The Backstretch moves focus from bar to food

By Sara Hollabaugh, Online Editor

Known to many as “The Stretch,” a staple in Delaware since 1990, The Backstretch has rebranded from just a bar to The Backstretch Kitchen and Drinks.

Owned by Joanne Meyer and her son Kyle Meyer ‘02, an OWU alum, The Backstretch is populated daily with OWU students and local customers.

According to their website, the Meyer family understood that frequent customers using the space for a quick drink at the bar also wanted food.

Though The Backstretch is limited on space, they installed a full-service kitchen over two years ago, allowing the bar to provide a full and seasonal food menu.

Since the kitchen has been installed, The Backstretch has rebranded their logo and updated their website.

“This was just a natural progression,” Meyer said. “The food business has really taken off and so it was a natural evolution to update the 20-year-old logo to incorporate all aspects of the business.”

As for future changes, Meyer said there is always room to improve.

“Last year, we also had been focusing on the outside: updating, painting and installing the patio,” Meyer said. “This year’s plans are for updating and doing some things to the inside of the premises.”

Meyer said they have received positive feedback on their efforts to update The Backstretch.

Photo via thebackstretchbar.com
Photo via thebackstretchbar.com

“It has been overwhelmingly positive,” Meyer said. “Everyone has agreed the progression of updates and changes we have made in the past couple of years has been great.”

“We have had alums in and they have all liked the new logo and the food,” Meyer said.

OWU senior Cait Burton-Dooley said she thinks the rebranding is strange for students.

“The Stretch has always been a bit seedy and knowing that it’s been cleaned up feels a little like we’re losing some-
thing,” Burton-Dooley said.

However, Burton-Dooley said the changes will not stop her from going.

“I’ll still go because their food is good and their drinks are bomb,” Burton-Dooley said. “It’ll just take a little getting used to.”

In addition to The Backstretch changes being different for students, the list of restaurants allowing students to use their OWU meal points has been updated for the semester.

After changing the card reading system last fall, Nancy Tumeo from the card office announced the seven restaurants returning this spring are Hamburger Inn, Home Slices Bakery & Café, Domino’s, Opa Grill & Tavern, J. Gumbo’s Delaware, Subway and Victor’s Tacos.

This list leaves out El Vaqueros, typically on the off-campus dining program, due to technical difficulties with the card reading system, according to Tumeo.

As for The Backstretch, Meyer said they would not be opposed to joining the program, but do not know what it entails.

“We have talked about it in the past, but haven’t had the time to get with OWU to learn about the system,” Meyer said.

50-Day Club takes off

David Fradkin, Transcript Correspondent

It is finally spring where the weather is getting warmer and the school year is winding down.
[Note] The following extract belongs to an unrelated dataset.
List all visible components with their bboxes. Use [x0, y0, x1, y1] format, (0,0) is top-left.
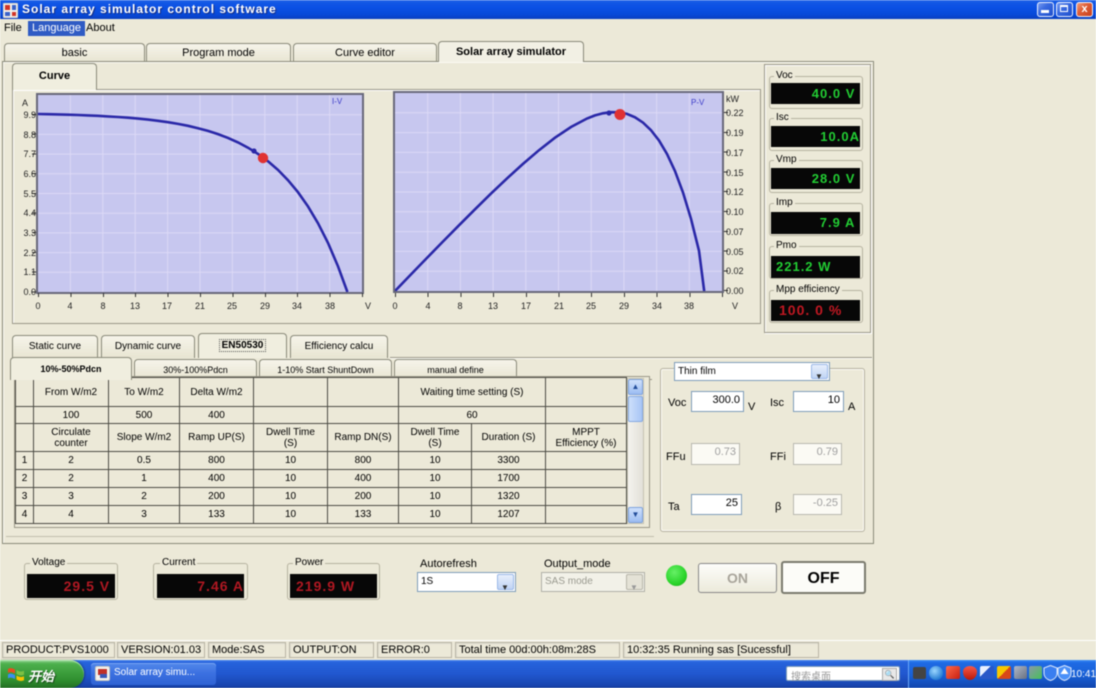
svg-text:P-V: P-V [691, 98, 705, 107]
svg-text:I-V: I-V [332, 97, 343, 106]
It is also that time of the year when Backstretch Bar hosts its annual 50-Day Club event.

This year is the 13th annual 50-Day Club where 57 people signed up to participate. The deadline to sign up was March 21.
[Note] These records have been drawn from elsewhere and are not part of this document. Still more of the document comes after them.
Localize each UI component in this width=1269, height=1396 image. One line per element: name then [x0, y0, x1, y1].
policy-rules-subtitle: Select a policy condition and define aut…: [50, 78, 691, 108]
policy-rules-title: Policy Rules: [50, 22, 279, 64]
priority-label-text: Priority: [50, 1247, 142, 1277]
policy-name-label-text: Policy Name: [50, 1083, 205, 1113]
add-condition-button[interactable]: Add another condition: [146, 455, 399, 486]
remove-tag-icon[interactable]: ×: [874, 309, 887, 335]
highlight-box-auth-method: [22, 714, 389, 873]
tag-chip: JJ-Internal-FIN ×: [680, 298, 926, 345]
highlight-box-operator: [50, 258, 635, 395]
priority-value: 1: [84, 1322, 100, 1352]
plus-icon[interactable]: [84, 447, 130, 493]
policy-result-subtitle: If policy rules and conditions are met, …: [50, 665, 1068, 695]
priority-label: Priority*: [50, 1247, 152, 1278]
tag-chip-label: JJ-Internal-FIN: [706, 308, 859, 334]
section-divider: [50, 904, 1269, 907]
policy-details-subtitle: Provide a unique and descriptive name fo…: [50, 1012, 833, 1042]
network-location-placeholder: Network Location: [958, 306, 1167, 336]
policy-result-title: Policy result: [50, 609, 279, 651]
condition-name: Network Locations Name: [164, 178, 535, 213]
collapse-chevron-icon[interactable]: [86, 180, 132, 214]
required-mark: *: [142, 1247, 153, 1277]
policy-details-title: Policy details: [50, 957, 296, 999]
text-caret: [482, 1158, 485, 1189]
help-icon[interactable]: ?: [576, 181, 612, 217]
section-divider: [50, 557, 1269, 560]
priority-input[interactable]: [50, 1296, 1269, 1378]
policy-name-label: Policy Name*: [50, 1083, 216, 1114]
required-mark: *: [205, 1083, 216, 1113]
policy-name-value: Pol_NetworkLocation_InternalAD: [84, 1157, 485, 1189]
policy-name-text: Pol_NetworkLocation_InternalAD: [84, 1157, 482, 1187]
The even is open to Ohio Wesleyan students, Backstretch employees and Delaware residents.

Every day, participants are required to spend at least 30 minutes at the bar and order two beverages during each visit for 50 consecutive days. But participants are granted three excuses that must be requested and approved before missing a day.

The event began 13 years ago when two employees, who were also OWU students at the time, created a competition between each other to see how many days they could attend in a row.
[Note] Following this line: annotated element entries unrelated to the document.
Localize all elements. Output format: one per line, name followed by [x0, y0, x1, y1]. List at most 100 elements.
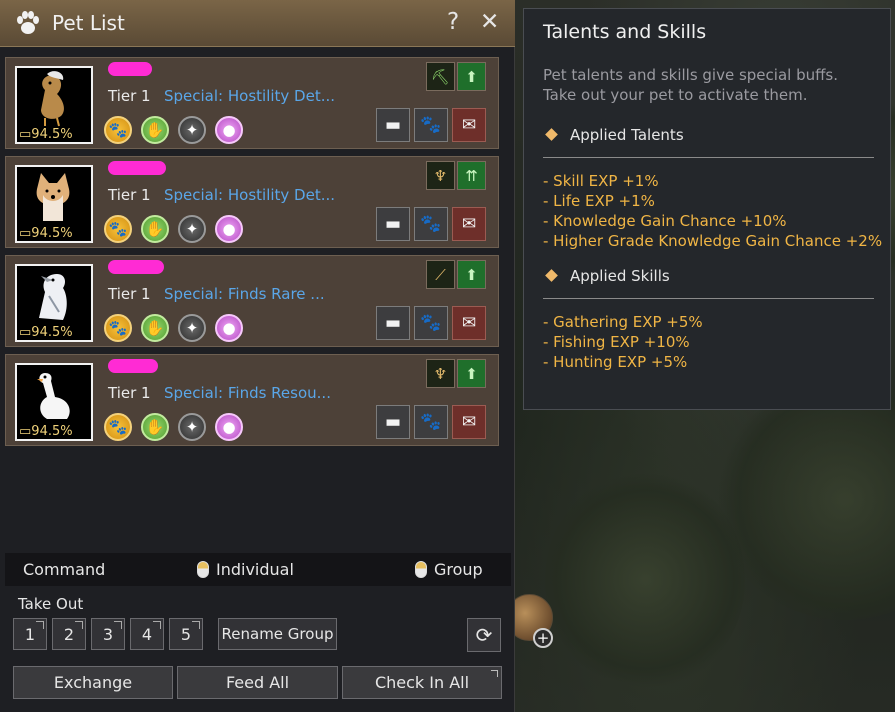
pet-icon: 🐾 — [104, 314, 132, 342]
pet-card[interactable]: ▭94.5% Tier 1 Special: Finds Rare ... 🐾 … — [5, 255, 499, 347]
potion-icon: ● — [215, 413, 243, 441]
refresh-button[interactable]: ⟳ — [467, 618, 501, 652]
pickaxe-skill-icon: ⛏ — [426, 62, 455, 91]
divider — [543, 298, 874, 299]
corner-indicator-icon — [114, 621, 122, 629]
diamond-bullet-icon — [545, 128, 558, 141]
take-out-label: Take Out — [18, 595, 84, 613]
corner-indicator-icon — [491, 670, 498, 677]
pet-special[interactable]: Special: Finds Resou... — [164, 384, 331, 402]
seal-button[interactable]: ✉ — [452, 405, 486, 439]
feed-button[interactable]: ▬ — [376, 405, 410, 439]
paw-command-button[interactable]: 🐾 — [414, 405, 448, 439]
pet-special[interactable]: Special: Hostility Det... — [164, 87, 335, 105]
pet-icon: 🐾 — [104, 215, 132, 243]
group-number: 2 — [63, 624, 75, 644]
skills-heading-text: Applied Skills — [570, 267, 670, 285]
talent-item: - Knowledge Gain Chance +10% — [543, 212, 787, 230]
pet-special[interactable]: Special: Hostility Det... — [164, 186, 335, 204]
pet-tier: Tier 1 — [108, 384, 151, 402]
exchange-button[interactable]: Exchange — [13, 666, 173, 699]
feed-button[interactable]: ▬ — [376, 207, 410, 241]
pet-card[interactable]: ▭94.5% Tier 1 Special: Hostility Det... … — [5, 156, 499, 248]
add-icon[interactable]: + — [533, 628, 553, 648]
talents-list: - Skill EXP +1% - Life EXP +1% - Knowled… — [543, 171, 882, 251]
paw-command-button[interactable]: 🐾 — [414, 108, 448, 142]
paw-command-button[interactable]: 🐾 — [414, 207, 448, 241]
help-button[interactable]: ? — [447, 9, 459, 35]
feed-button[interactable]: ▬ — [376, 306, 410, 340]
command-individual[interactable]: Individual — [197, 560, 294, 579]
pet-talent-icons: ⟋ ⬆ — [426, 260, 486, 289]
pet-special[interactable]: Special: Finds Rare ... — [164, 285, 325, 303]
gather-hand-icon: ✋ — [141, 116, 169, 144]
group-4-button[interactable]: 4 — [130, 618, 164, 650]
pet-card[interactable]: ▭94.5% Tier 1 Special: Hostility Det... … — [5, 57, 499, 149]
talents-skills-tooltip: Talents and Skills Pet talents and skill… — [523, 8, 891, 410]
pet-skill-icons: 🐾 ✋ ✦ ● — [104, 215, 243, 243]
pet-name-redacted — [108, 260, 164, 274]
feed-button[interactable]: ▬ — [376, 108, 410, 142]
paw-command-button[interactable]: 🐾 — [414, 306, 448, 340]
corner-indicator-icon — [36, 621, 44, 629]
pet-talent-icons: ♆ ⇈ — [426, 161, 486, 190]
talent-item: - Life EXP +1% — [543, 192, 655, 210]
group-number: 5 — [180, 624, 192, 644]
potion-icon: ● — [215, 116, 243, 144]
applied-skills-heading: Applied Skills — [543, 267, 670, 285]
exp-talent-icon: ⬆ — [457, 62, 486, 91]
skill-item: - Hunting EXP +5% — [543, 353, 688, 371]
group-5-button[interactable]: 5 — [169, 618, 203, 650]
hunger-percent: 94.5% — [31, 127, 73, 142]
seal-button[interactable]: ✉ — [452, 108, 486, 142]
feed-bowl-icon: ▭ — [19, 325, 32, 340]
check-in-all-button[interactable]: Check In All — [342, 666, 502, 699]
skill-item: - Gathering EXP +5% — [543, 313, 703, 331]
feed-bowl-icon: ▭ — [19, 226, 32, 241]
rename-group-button[interactable]: Rename Group — [218, 618, 337, 650]
command-bar: Command Individual Group — [5, 553, 511, 586]
scorpion-skill-icon: ♆ — [426, 161, 455, 190]
mouse-right-icon — [415, 561, 427, 578]
pet-list-window: Pet List ? ✕ ▭94.5% Tier 1 Special: Host… — [0, 0, 515, 712]
shiba-dog-icon — [36, 173, 70, 221]
tooltip-description-line: Pet talents and skills give special buff… — [543, 66, 839, 84]
gather-talent-icon: ⬆ — [457, 359, 486, 388]
talent-item: - Higher Grade Knowledge Gain Chance +2% — [543, 232, 883, 250]
tooltip-description: Pet talents and skills give special buff… — [543, 65, 883, 105]
group-3-button[interactable]: 3 — [91, 618, 125, 650]
applied-talents-heading: Applied Talents — [543, 126, 684, 144]
seal-button[interactable]: ✉ — [452, 207, 486, 241]
pet-talent-icons: ♆ ⬆ — [426, 359, 486, 388]
pet-actions: ▬ 🐾 ✉ — [376, 405, 486, 439]
pet-tier: Tier 1 — [108, 87, 151, 105]
close-button[interactable]: ✕ — [480, 9, 499, 35]
hunger-percent: 94.5% — [31, 226, 73, 241]
pet-skill-icons: 🐾 ✋ ✦ ● — [104, 314, 243, 342]
feed-all-button[interactable]: Feed All — [177, 666, 338, 699]
command-group[interactable]: Group — [415, 560, 483, 579]
group-number: 3 — [102, 624, 114, 644]
group-1-button[interactable]: 1 — [13, 618, 47, 650]
check-in-all-label: Check In All — [374, 673, 470, 692]
pet-talent-icons: ⛏ ⬆ — [426, 62, 486, 91]
compass-icon: ✦ — [178, 413, 206, 441]
seal-button[interactable]: ✉ — [452, 306, 486, 340]
hunger-percent: 94.5% — [31, 424, 73, 439]
pet-card[interactable]: ▭94.5% Tier 1 Special: Finds Resou... 🐾 … — [5, 354, 499, 446]
compass-icon: ✦ — [178, 116, 206, 144]
group-number-buttons: 1 2 3 4 5 — [13, 618, 203, 650]
chocobo-bird-icon — [41, 71, 64, 127]
pet-icon: 🐾 — [104, 413, 132, 441]
corner-indicator-icon — [153, 621, 161, 629]
group-label: Group — [434, 560, 483, 579]
pet-name-redacted — [108, 62, 152, 76]
skill-item: - Fishing EXP +10% — [543, 333, 690, 351]
title-bar[interactable]: Pet List — [0, 0, 515, 47]
exp-talent-icon: ⇈ — [457, 161, 486, 190]
pet-actions: ▬ 🐾 ✉ — [376, 306, 486, 340]
hunger-value: ▭94.5% — [19, 424, 73, 439]
group-number: 1 — [24, 624, 36, 644]
group-2-button[interactable]: 2 — [52, 618, 86, 650]
compass-icon: ✦ — [178, 215, 206, 243]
The competition lasted 23 days until they were both unable to attend.  The bar owner, Joanne Meyers, thought it would be a great way to count down the days until graduation.

She said there are roughly 50 days left of school after spring break, which is when senioritis really kicks in. It has been a tradition ever since.

“A lot of what we stress and what we really promote is kind of developing like a little family unit,” Meye’s said. “It builds a very nice little community of people that you probably wouldn’t have been involved with.”

There are also more interactive activities that are optional such as the elite club.

The elite club is designed for dedicated participants. All participants are given Sundays off as a day of rest. But elite members are required to attend for 50 consecutive days, which includes Sundays anytime between noon and 2 p.m.

There are also team competitions on Wednesday nights for around two hours. For this optional activity, students are randomly divided into groups. Since employees and town’s people make up a smaller portion of the group, they are equally allocated in groups.

The groups compete in these weekly activities which vary each week. At the end, the winning team members get to sign and add some decoration to the winning trophy.

Senior Bridget McQuaide said she is excited to participate in the event for her first time.

“I think that 50-Day Club is a really good way to give seniors an opportunity to do something fun together everyday up until graduation,” McQuaide said. “It’s definitely something that you have to dedicate yourself to, but it’s a really awesome experience where you get time everyday to make more memories with friends and maybe even people you haven’t talked to since freshman year.”